- Developer: SCS Software
- Publishers: Microsoft WindowsNA: Meridian4; EU: Excalibur Publishing; AU: n3vrf41l Publishing; WW: SCS Software; OS XWW: SCS Software;
- Series: Truck Simulator
- Platforms: Microsoft Windows; OS X;
- Release: Microsoft WindowsEU: 6 August 2008; WW: 29 September 2008; OS XWW: 27 February 2012;
- Genre: Vehicle simulation
- Mode: Single-player

= Euro Truck Simulator =

2008 video game

Euro Truck Simulator (known as Big Rig Europe in North America) is a 2008 truck simulation game developed and published by the Czech company SCS Software. The game is set in a scaled-down rendition of Europe, from the United Kingdom and Portugal to Poland and the Czech Republic, where players drive a variety of semi-trucks and trailers across the continent, visiting the continent's major cities and picking up and delivering cargo for various companies. More than 300,000 copies of the game have been sold in Europe. It is the first installment in the Truck Simulator series of games.

== Gameplay ==
Euro Truck Simulator offers a realistic driving experience for navigating trucks around Europe. The player must deliver goods around Europe while obeying street signs, highway rules and managing their fuel levels. Euro Truck Simulator has different truck models from different companies. Each truck has its own unique engine power, tires, and size that affect its driving capabilities. The game doesn't feature an ending and allows players to continue after having completed all objectives.

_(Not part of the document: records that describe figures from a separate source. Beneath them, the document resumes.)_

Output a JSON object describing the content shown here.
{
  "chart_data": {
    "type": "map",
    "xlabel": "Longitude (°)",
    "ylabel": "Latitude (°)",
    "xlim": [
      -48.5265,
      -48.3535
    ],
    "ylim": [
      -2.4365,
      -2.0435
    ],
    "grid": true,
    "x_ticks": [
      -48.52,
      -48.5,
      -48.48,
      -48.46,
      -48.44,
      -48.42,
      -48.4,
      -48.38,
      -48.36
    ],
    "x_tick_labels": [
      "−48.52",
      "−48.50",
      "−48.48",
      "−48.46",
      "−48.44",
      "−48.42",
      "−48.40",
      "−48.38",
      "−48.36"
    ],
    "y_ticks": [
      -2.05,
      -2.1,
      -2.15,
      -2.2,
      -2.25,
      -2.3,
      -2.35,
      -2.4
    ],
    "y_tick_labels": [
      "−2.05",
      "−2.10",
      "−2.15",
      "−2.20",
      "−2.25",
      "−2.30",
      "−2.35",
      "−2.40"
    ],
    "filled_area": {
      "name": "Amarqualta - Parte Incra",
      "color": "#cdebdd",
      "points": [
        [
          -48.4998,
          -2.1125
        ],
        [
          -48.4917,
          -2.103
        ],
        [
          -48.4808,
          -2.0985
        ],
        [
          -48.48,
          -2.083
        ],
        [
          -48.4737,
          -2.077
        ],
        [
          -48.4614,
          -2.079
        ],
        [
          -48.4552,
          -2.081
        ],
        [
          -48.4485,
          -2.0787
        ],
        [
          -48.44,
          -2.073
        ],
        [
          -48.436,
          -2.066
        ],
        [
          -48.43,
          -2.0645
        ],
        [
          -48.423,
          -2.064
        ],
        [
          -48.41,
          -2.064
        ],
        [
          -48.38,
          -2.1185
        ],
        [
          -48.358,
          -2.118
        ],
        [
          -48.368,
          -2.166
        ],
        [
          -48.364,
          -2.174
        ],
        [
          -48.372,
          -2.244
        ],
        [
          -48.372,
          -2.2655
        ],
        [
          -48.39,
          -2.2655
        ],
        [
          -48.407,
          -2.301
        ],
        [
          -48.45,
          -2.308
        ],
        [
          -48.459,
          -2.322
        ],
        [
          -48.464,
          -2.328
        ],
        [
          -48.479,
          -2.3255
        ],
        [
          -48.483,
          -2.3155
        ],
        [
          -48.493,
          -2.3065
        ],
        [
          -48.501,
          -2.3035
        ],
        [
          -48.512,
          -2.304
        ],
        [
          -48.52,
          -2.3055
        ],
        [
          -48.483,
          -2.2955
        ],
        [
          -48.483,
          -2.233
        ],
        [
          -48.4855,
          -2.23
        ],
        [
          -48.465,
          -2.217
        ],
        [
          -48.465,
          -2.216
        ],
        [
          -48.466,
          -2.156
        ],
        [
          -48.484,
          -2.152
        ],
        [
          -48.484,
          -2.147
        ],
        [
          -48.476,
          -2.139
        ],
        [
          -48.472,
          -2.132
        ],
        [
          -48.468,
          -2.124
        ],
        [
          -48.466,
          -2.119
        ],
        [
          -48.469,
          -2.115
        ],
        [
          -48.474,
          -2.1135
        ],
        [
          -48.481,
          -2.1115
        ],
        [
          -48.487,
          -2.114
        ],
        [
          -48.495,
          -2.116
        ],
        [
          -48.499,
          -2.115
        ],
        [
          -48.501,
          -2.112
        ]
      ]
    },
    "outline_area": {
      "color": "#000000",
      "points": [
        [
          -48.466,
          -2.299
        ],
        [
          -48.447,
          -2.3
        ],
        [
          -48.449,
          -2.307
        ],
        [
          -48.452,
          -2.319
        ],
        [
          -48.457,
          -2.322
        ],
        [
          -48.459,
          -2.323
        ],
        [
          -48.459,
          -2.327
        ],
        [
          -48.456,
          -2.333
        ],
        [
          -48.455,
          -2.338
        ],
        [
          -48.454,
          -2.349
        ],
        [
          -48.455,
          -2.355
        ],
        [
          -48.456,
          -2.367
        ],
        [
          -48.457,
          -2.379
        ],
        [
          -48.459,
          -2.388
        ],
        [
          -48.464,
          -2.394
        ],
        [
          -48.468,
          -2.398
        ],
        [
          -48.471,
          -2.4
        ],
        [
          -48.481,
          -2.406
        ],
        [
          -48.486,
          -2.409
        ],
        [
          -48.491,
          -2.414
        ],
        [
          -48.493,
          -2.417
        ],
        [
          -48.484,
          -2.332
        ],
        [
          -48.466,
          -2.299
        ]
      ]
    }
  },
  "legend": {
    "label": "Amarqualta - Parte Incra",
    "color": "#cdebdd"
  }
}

A LKWLog trailer attached to a Swift truck

The game features four European truck models, available in three classes each, with working instruments such as flashing indicators, temperature and low fuel warning lights, wipers, and gauges. Since the game lacks an official license from truck manufacturers, the trucks included, despite closely resembling real-life truck models, are given generic names, Majestic (Mercedes-Benz Actros), Runner (Renault Magnum), Swift (Scania R-series) and Valiant (Volvo FH16).

==Reception==

The game received mostly positive reviews from critics upon its release. Reviewers highlighted the game's good graphics, the game world and a "satisfying driving experience." They also mentioned the long driving times and repetitive gameplay as uninteresting for those not fans of transportation simulators.

User scores on Metacritic, Steam and GameSpot indicate more favourable opinions from customers than initial reviews suggested.

Review scores
| Publication | Score |
|---|---|
| Jeuxvideo.com | 65/100 |
| PC Games (DE) | 20/100 |
| PC Zone | 40/100 |
| GameStar (Germany) | 64/100 |

==Sequel==
A sequel, Euro Truck Simulator 2, was released in 2012.